In the early hours a Finnish-born Swede, Ludde Ingvall, skippered a French- built 80-footer, Nicorette, designed in America by the New Zealander Bruce Farr, and crewed by 14 more united nationals, including three women, to a record. He sliced 14 hours and 38 minutes off the time of 12 days, four hours and one minute set in 1905 by the 185ft schooner Atlantic, to set a new time of 11 days 13 hours and 22 minutes.

There is a faster time, achieved by the Frenchman Serge Madoc, of six days, 13 hours and three minutes, but that was in a 75ft catamaran. And two monohulls claim faster times, but the 244ft four-masted Phocea is mechanised and Dennis Conner's Whitbread 60 Winston did not have official timers to ratify a time 20 hours better than Atlantic's.

That had been set because a millionaire called Wilson Marshall decided to try to win a $5,000 gold cup put up by the Kaiser Wilhelm II, who was building his own yacht, Meteor, for the Atlantic race he sponsored. The cup was later found to be pewter with gold plate.

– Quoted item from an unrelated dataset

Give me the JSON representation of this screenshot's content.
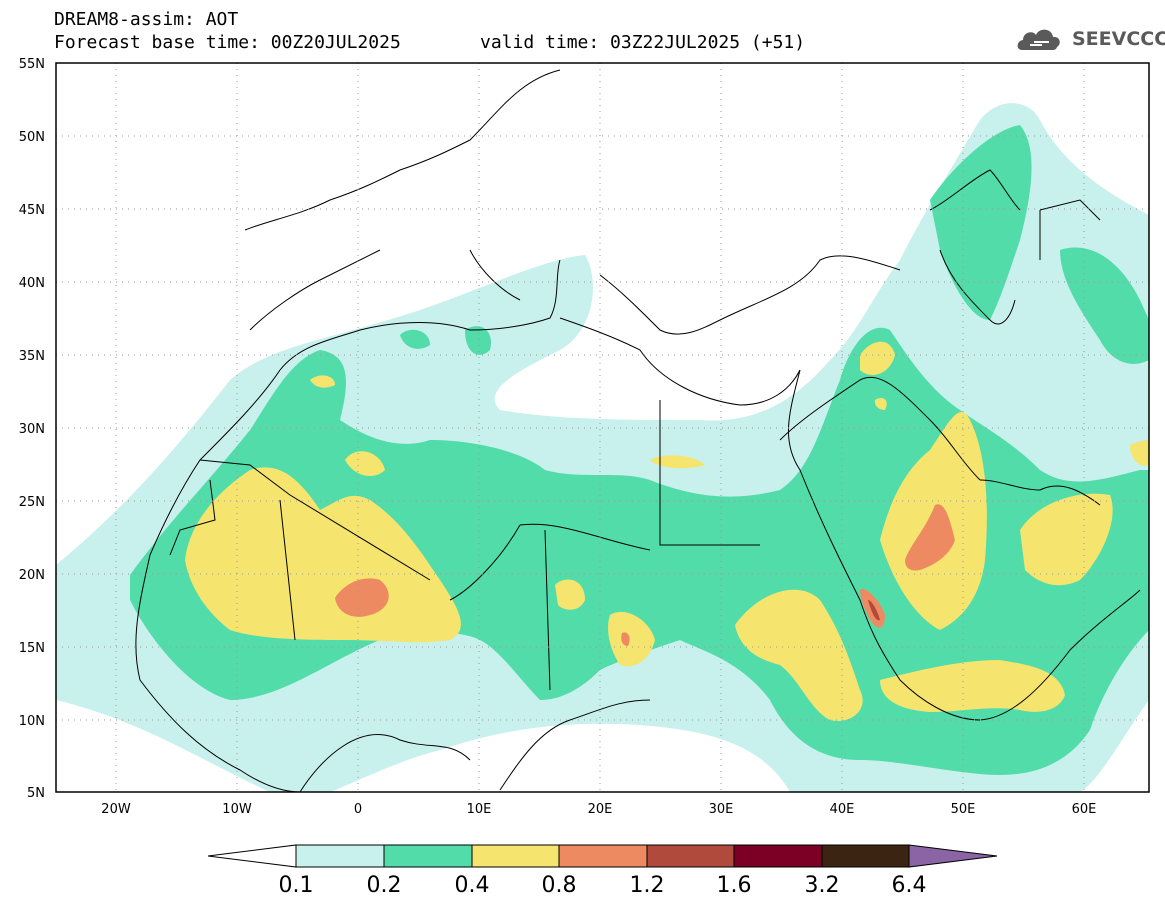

Marshall gave the Scottish-born America's-Cup winner Charlie Barr the job of skippering his toy, a decision he came to regret when Barr piled on more sail to take advantage of a big Atlantic low and drive the boat as hard as he could. Marshall complained. Barr, five feet tall and notoriously belligerent, locked him in his cabin.

Ingvall, a former Whitbread Race skipper, is much more genial but a determined competitor. He also had the benefit of satellite weather scans and routing experts faxing interpretations to the yacht.

He waited for the right sequence of weather systems. And, for the first three days, he was flying along, covering 1,000 of the 3,005 miles and on schedule for a nine-day crossing. But Murphy's Law intervened, and the high pressure which has dominated European weather for the past week produced lighter winds. "When you have lots of wind it's tough, exhilarating, and you are scared all at the same time," said Ingvall yesterday.

"But when you run out of wind, that's the worst ... I'm sure old Charlie was up there trying to pull the strings and stop us."

Ingvall will captain Nicorette in the Round Europe Race in June and then comes to Britain to defend his hold on the 16 Fastnet trophies which he won in Nicorette in 1995.